If it is an undue hardship under the ADA to hold open an employee's position during a period of leave, or an employee is no longer qualified to return to his/her original position, then the employer must reassign the employee (absent undue hardship) to a vacant position for which s/he is qualified.
Under the FMLA, an eligible employee is entitled to a maximum of 12 weeks of leave per 12 month period. The FMLA guarantees the right of the employee to return to the same position or to an equivalent one. An employer must allow the individual to use any accrued paid leave first, but if that is insufficient to cover the entire period, then the employer should grant unpaid leave. The FMLA requires an employer to continue the employee's health insurance coverage during the leave period, provided the employee pays his/her share of the premiums.
Example A: An employee with an ADA disability needs 13 weeks of leave for treatment related to the disability. The employee is eligible under the FMLA for 12 weeks of leave (the maximum available), so this period of leave constitutes both FMLA leave and a reasonable accommodation. Under the FMLA, the employer could deny the employee the thirteenth week of leave. But, because the employee is also covered under the ADA, the employer cannot deny the request for the thirteenth week of leave unless it can show undue hardship.
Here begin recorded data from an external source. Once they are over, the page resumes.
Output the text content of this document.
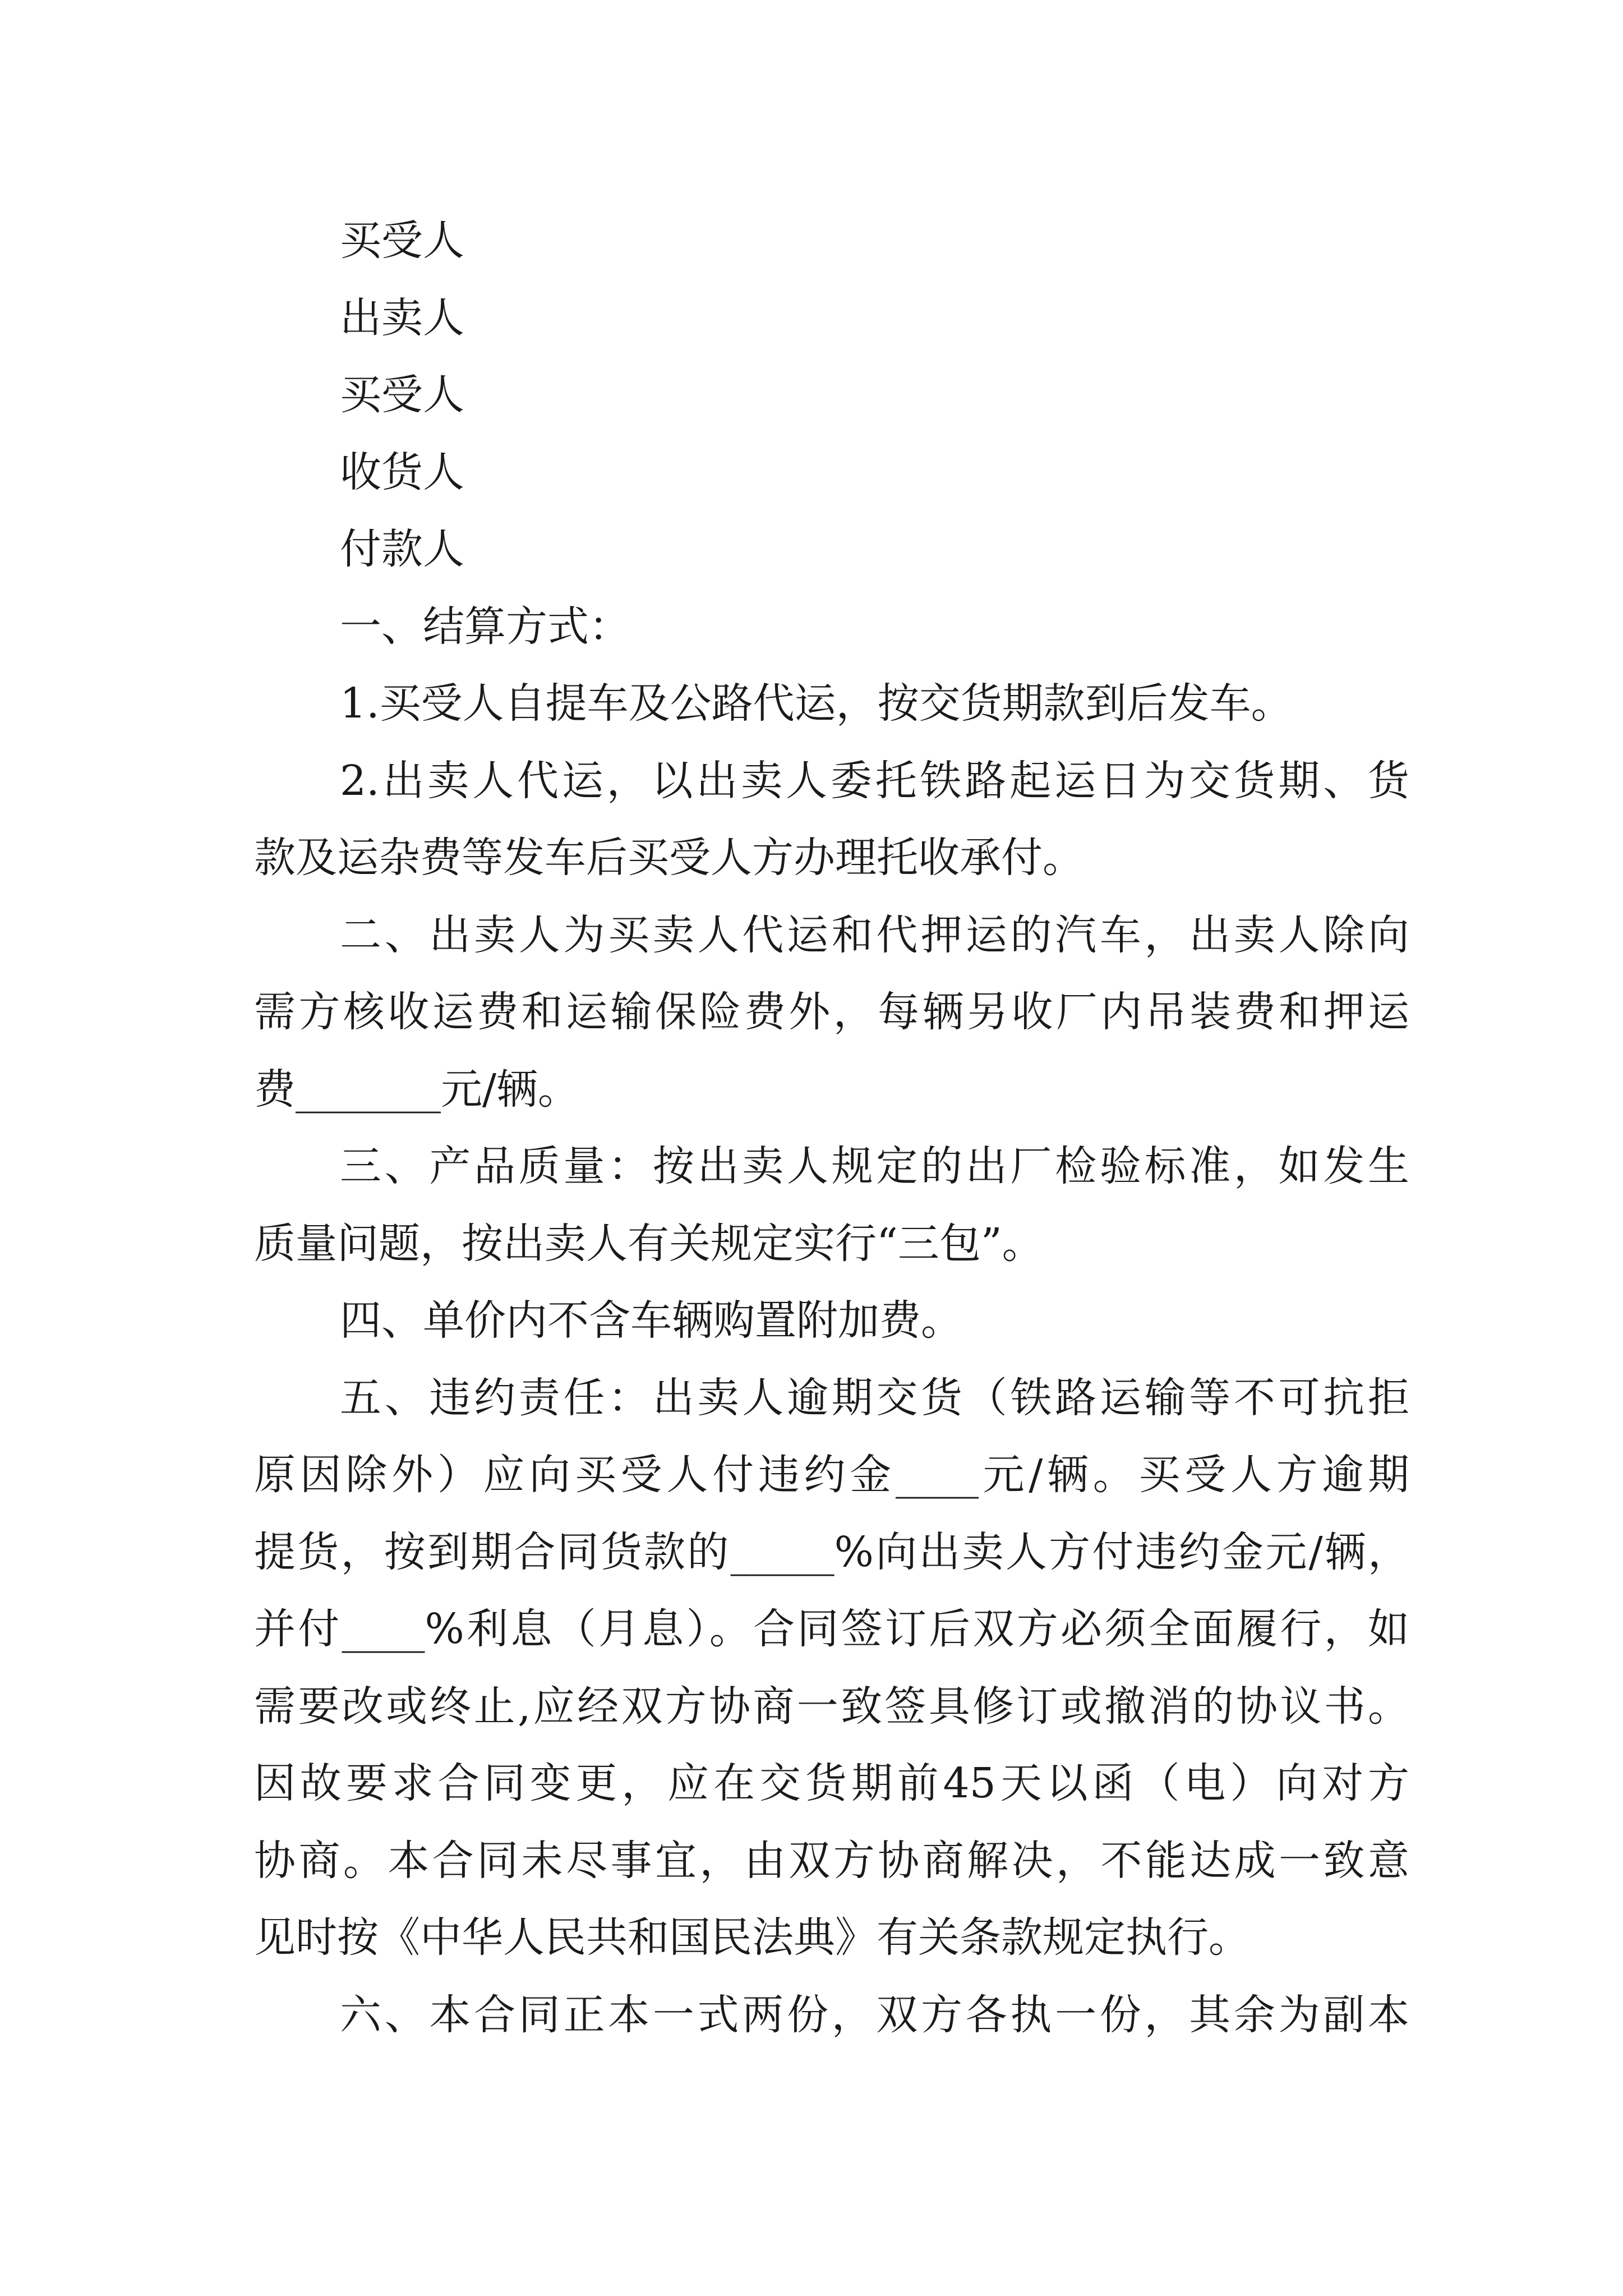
买受人
出卖人
买受人
收货人
付款人
一、结算方式：
1.买受人自提车及公路代运，按交货期款到后发车。
2.出卖人代运，以出卖人委托铁路起运日为交货期、货
款及运杂费等发车后买受人方办理托收承付。
二、出卖人为买卖人代运和代押运的汽车，出卖人除向
需方核收运费和运输保险费外，每辆另收厂内吊装费和押运
费_______元/辆。
三、产品质量：按出卖人规定的出厂检验标准，如发生
质量问题，按出卖人有关规定实行“三包”。
四、单价内不含车辆购置附加费。
五、违约责任：出卖人逾期交货（铁路运输等不可抗拒
原因除外）应向买受人付违约金____元/辆。买受人方逾期
提货，按到期合同货款的_____%向出卖人方付违约金元/辆，
并付____%利息（月息）。合同签订后双方必须全面履行，如
需要改或终止,应经双方协商一致签具修订或撤消的协议书。
因故要求合同变更，应在交货期前45天以函（电）向对方
协商。本合同未尽事宜，由双方协商解决，不能达成一致意
见时按《中华人民共和国民法典》有关条款规定执行。
六、本合同正本一式两份，双方各执一份，其余为副本
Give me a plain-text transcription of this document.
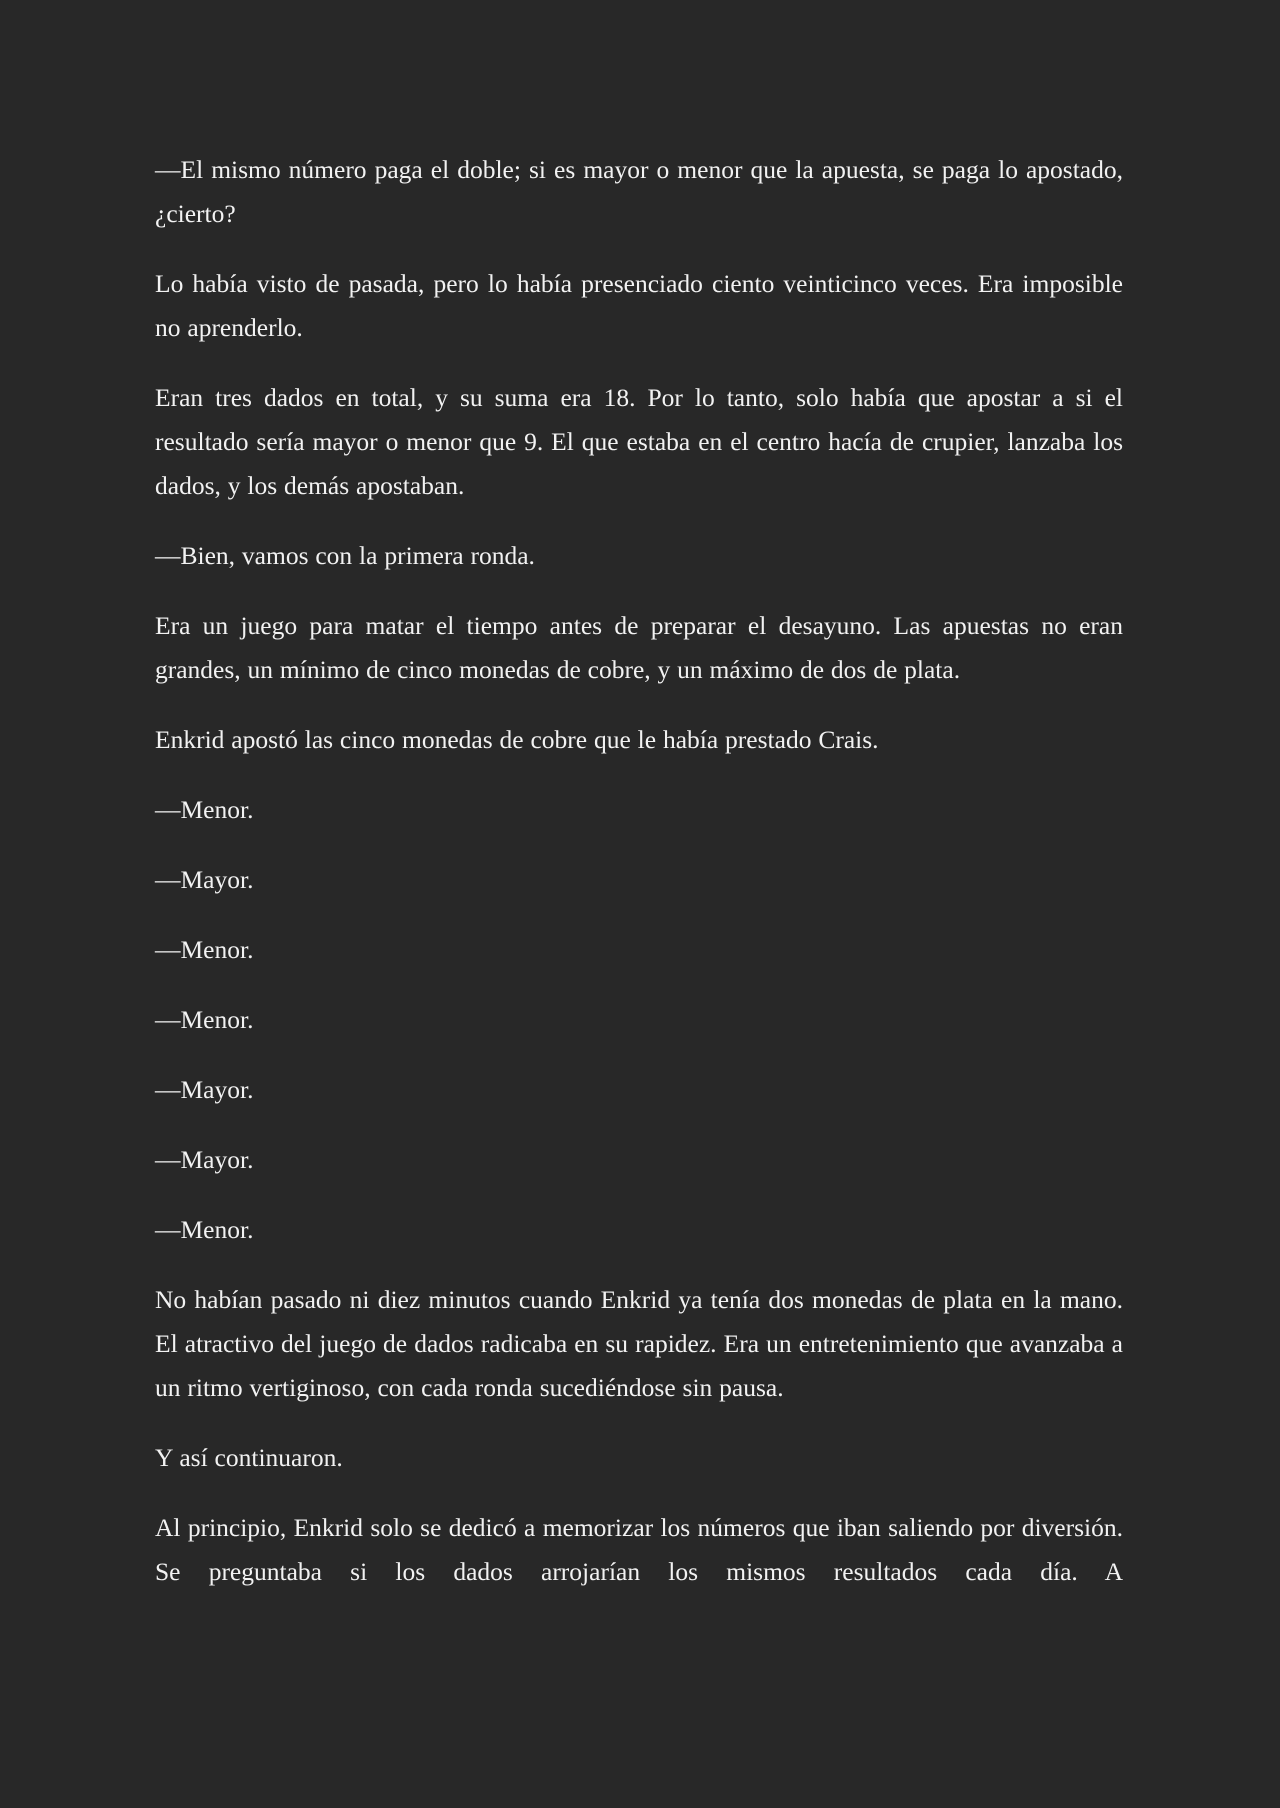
—El mismo número paga el doble; si es mayor o menor que la apuesta, se paga lo apostado, ¿cierto?

Lo había visto de pasada, pero lo había presenciado ciento veinticinco veces. Era imposible no aprenderlo.

Eran tres dados en total, y su suma era 18. Por lo tanto, solo había que apostar a si el resultado sería mayor o menor que 9. El que estaba en el centro hacía de crupier, lanzaba los dados, y los demás apostaban.

—Bien, vamos con la primera ronda.

Era un juego para matar el tiempo antes de preparar el desayuno. Las apuestas no eran grandes, un mínimo de cinco monedas de cobre, y un máximo de dos de plata.

Enkrid apostó las cinco monedas de cobre que le había prestado Crais.

—Menor.

—Mayor.

—Menor.

—Menor.

—Mayor.

—Mayor.

—Menor.

No habían pasado ni diez minutos cuando Enkrid ya tenía dos monedas de plata en la mano. El atractivo del juego de dados radicaba en su rapidez. Era un entretenimiento que avanzaba a un ritmo vertiginoso, con cada ronda sucediéndose sin pausa.

Y así continuaron.

Al principio, Enkrid solo se dedicó a memorizar los números que iban saliendo por diversión. Se preguntaba si los dados arrojarían los mismos resultados cada día. A
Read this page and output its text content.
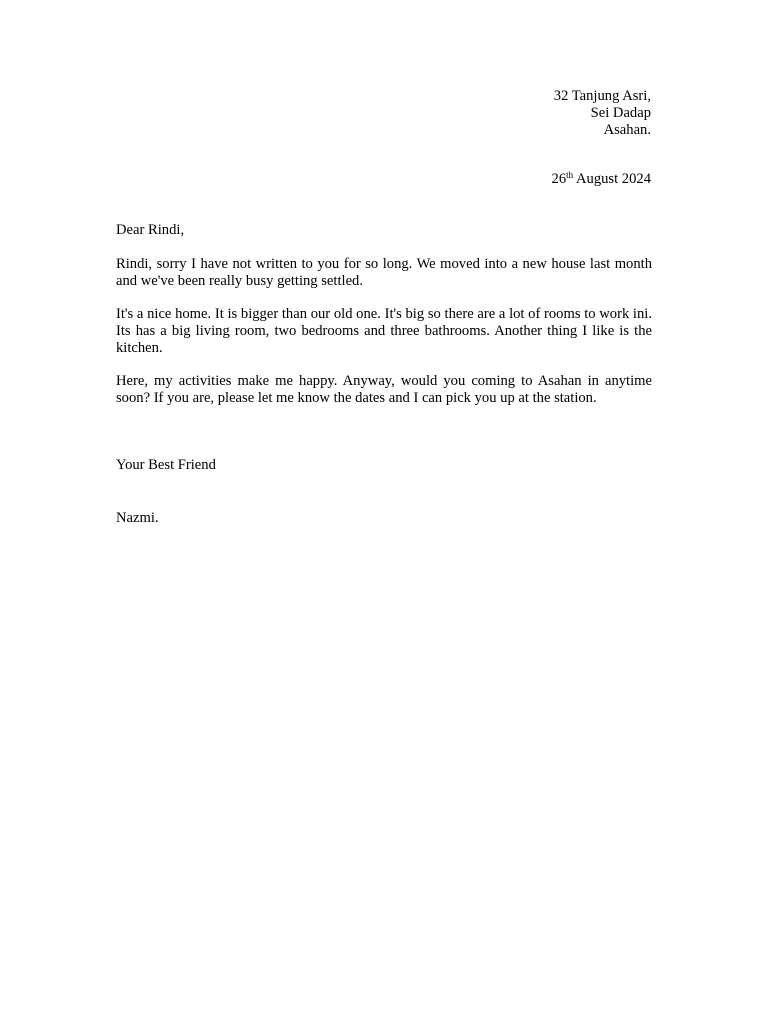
32 Tanjung Asri,
Sei Dadap
Asahan.
26th August 2024
Dear Rindi,

Rindi, sorry I have not written to you for so long. We moved into a new house last month and we've been really busy getting settled.

It's a nice home. It is bigger than our old one. It's big so there are a lot of rooms to work ini. Its has a big living room, two bedrooms and three bathrooms. Another thing I like is the kitchen.

Here, my activities make me happy. Anyway, would you coming to Asahan in anytime soon? If you are, please let me know the dates and I can pick you up at the station.

Your Best Friend
Nazmi.
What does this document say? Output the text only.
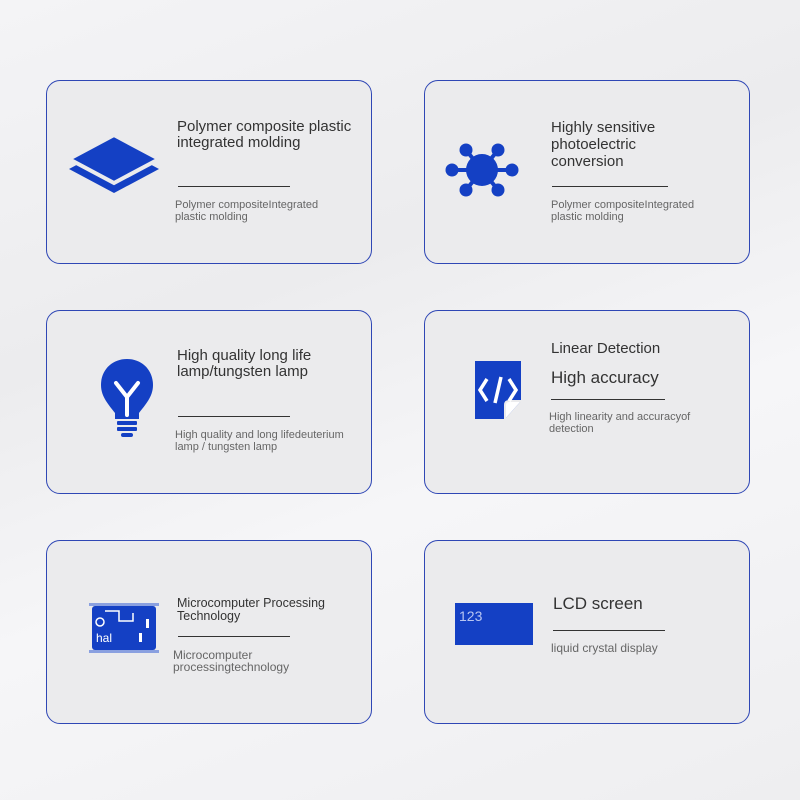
Polymer composite plastic integrated molding
Polymer compositeIntegrated plastic molding
Highly sensitive photoelectric conversion
Polymer compositeIntegrated plastic molding
High quality long life lamp/tungsten lamp
High quality and long lifedeuterium lamp / tungsten lamp
Linear Detection
High accuracy
High linearity and accuracyof detection
hal
Microcomputer Processing Technology
Microcomputer processingtechnology
123
LCD screen
liquid crystal display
The employer may consider the impact on its operations caused by the initial 12-week absence, along with other undue hardship factors.
Example B: An employee with an ADA disability has taken 10 weeks of FMLA leave and is preparing to return to work. The employer wants to put her in an equivalent position rather than her original one. Although this is permissible under the FMLA, the ADA requires that the employer return the employee to her original position. Unless the employer can show that this would cause an undue hardship, or that the employee is no longer qualified for her original position (with or without reasonable accommodation), the employer must reinstate the employee to her original position.
Example C: An employee with an ADA disability has taken 12 weeks of FMLA leave. He notifies his employer that he is ready to return to work, but he no longer is able to perform the essential functions of his position or an equivalent position. Under the FMLA, the employer could terminate his employment, but under the ADA the employer must consider whether the employee could perform the essential functions with reasonable accommodation (e.g., additional leave, part-time schedule, job restructuring, or use of specialized equipment). If not, the ADA requires the employer to reassign the employee if there is a vacant position available for which he is qualified, with or without reasonable accommodation, and there is no undue hardship.